Indian paper suggests that New Delhi discards deep-rooted perception the Island nation is simply an extension of India.
The writer in the Indian Express article says Mauritius is not just an extension of India. India calls Mauritius’Chota Bharat’.
For non-Hindi speakers, ‘Chota Bharat’ means ‘Little India’. New Delhi refers to Mauritius as such since the days of Prime Minister Indira Gandhi.
C. Raja Mohan reminds India that Mauritius is a sovereign entity “with a unique national culture and an international identity of its own.
He says Delhi needs to change the lens through which it sees the country.
He speaks about the diaspora with which India relates to Mauritius and certainly the strategic significance of Mauritius. India is renewing the power game in the Indian Ocean.
Mauritius is said to have granted the grand ally an Island on its own to build a ‘defence’ system. More or less it is like a miniature landmark compared to the Diego Garcia power base occupied by the Americans.
“Prime Minister Narendra Modi saw Mauritius as part of India’s neighbourhood and invited its leaders to join his inauguration along with other South Asian leaders.
“It was during his visit to Mauritius in 2015 that Modi unveiled an ambitious policy called the SAGAR (security and growth for all).
“It was India’s first significant policy statement on the Indian Ocean in many decades. Delhi has some ways to go before it can translate the logic of SAGAR into effective outcomes on the ground.”
Not everything was well between Mauritius and India since 2014. But the victory of Pravind Jugnauth, though tainted with claims of electoral fraud, is seen by New Delhi as a sign.
NEW GENERATION OF LEADERS
It says to India the country has found a replacement to the elderly statesmen who were once the mighty political animals on the Island.
The defeat of the Labour Party (PTR) and the MMM of Paul Berenger in the recent poll is revealing.
And the writer is right on this point, that is India should now look at Mauritius as a matured partner.

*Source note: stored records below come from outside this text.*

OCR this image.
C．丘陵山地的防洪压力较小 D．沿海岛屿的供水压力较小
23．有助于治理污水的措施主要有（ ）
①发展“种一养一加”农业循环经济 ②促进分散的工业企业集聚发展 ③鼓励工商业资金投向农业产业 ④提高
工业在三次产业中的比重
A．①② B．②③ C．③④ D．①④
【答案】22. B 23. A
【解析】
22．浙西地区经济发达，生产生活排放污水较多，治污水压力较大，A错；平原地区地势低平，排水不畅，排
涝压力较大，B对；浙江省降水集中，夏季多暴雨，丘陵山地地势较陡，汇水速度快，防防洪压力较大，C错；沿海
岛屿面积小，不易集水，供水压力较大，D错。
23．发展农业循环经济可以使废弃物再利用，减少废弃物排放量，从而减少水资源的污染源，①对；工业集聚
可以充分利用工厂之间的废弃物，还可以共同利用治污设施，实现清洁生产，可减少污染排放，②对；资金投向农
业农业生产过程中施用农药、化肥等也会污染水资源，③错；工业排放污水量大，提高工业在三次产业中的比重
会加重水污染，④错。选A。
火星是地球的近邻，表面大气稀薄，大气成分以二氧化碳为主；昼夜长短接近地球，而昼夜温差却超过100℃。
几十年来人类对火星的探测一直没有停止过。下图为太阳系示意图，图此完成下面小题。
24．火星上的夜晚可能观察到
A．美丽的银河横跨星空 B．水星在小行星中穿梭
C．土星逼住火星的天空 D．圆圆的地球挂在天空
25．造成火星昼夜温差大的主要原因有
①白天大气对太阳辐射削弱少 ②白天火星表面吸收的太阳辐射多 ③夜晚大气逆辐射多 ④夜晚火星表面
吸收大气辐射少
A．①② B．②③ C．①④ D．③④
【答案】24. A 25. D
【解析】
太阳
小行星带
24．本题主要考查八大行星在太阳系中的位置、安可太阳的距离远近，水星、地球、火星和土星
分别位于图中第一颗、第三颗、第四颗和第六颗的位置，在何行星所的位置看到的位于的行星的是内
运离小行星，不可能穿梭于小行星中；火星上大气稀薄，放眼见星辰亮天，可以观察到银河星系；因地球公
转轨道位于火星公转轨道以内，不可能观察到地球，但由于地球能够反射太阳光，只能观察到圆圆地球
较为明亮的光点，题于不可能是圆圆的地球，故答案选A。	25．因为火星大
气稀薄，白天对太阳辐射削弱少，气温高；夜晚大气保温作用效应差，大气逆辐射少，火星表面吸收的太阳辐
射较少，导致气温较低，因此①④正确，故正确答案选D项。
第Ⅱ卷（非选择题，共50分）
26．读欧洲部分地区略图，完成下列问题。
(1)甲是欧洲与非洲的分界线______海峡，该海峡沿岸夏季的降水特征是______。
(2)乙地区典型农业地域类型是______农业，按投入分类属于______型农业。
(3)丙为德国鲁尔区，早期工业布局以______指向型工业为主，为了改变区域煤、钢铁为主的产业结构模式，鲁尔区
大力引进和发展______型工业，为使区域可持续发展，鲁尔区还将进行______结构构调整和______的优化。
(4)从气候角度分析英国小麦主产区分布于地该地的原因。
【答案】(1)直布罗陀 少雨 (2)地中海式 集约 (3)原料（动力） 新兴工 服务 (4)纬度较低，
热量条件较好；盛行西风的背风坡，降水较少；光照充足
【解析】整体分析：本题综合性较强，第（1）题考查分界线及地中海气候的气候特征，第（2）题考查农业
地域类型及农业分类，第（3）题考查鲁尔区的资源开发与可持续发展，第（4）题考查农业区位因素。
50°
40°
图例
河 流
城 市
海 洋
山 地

“Its leaders are also conscious of the island’s special place in the Indian Ocean as a thriving economic hub and an attractive strategic location. Although it is quite small with just 1.3 million people, Mauritius has been punching way above its weight.”
He calls on India to explore the immense possibilities for elevating India’s strategic partnership “with an island that is looking beyond sugar plantations to financial services and technological innovation.”
The writer calls Mauritians geniuses and its location is crucial as it is is a stepping stone to multiple geographies.
He talks of new investments that are pouring into Africa. Hence Mauritius can be the fulcrum for India’s own African economic outreach.
His advice is that India should look at Mauritius as the leading nation in a collectivity of Islands.
This will make Mauritius the pivot of New Delhi’s island policy. But provided this pivot can facilitate a number of Indian commercial deals.
He suggested activities such as banking gateway, the hub for flights to and from Indian cities and tourism.
“India could also contribute to the evolution of Mauritius as a regional centre for technological innovation. India has not really responded so far to the demands from Mauritius for higher education facilities from India like the IIT.”
Besides IT and strategic involvements, he thinks climate change and sustainable development or the blue economy are challenges for Mauritius.
Henceforth, Mauritius could be the right partner in promoting Indian initiatives in these areas.
In short, he is saying India should not take Mauritius for granted and urged the creation of an office for a defence adviser in Mauritius to serve the Islands demands and that of East African states.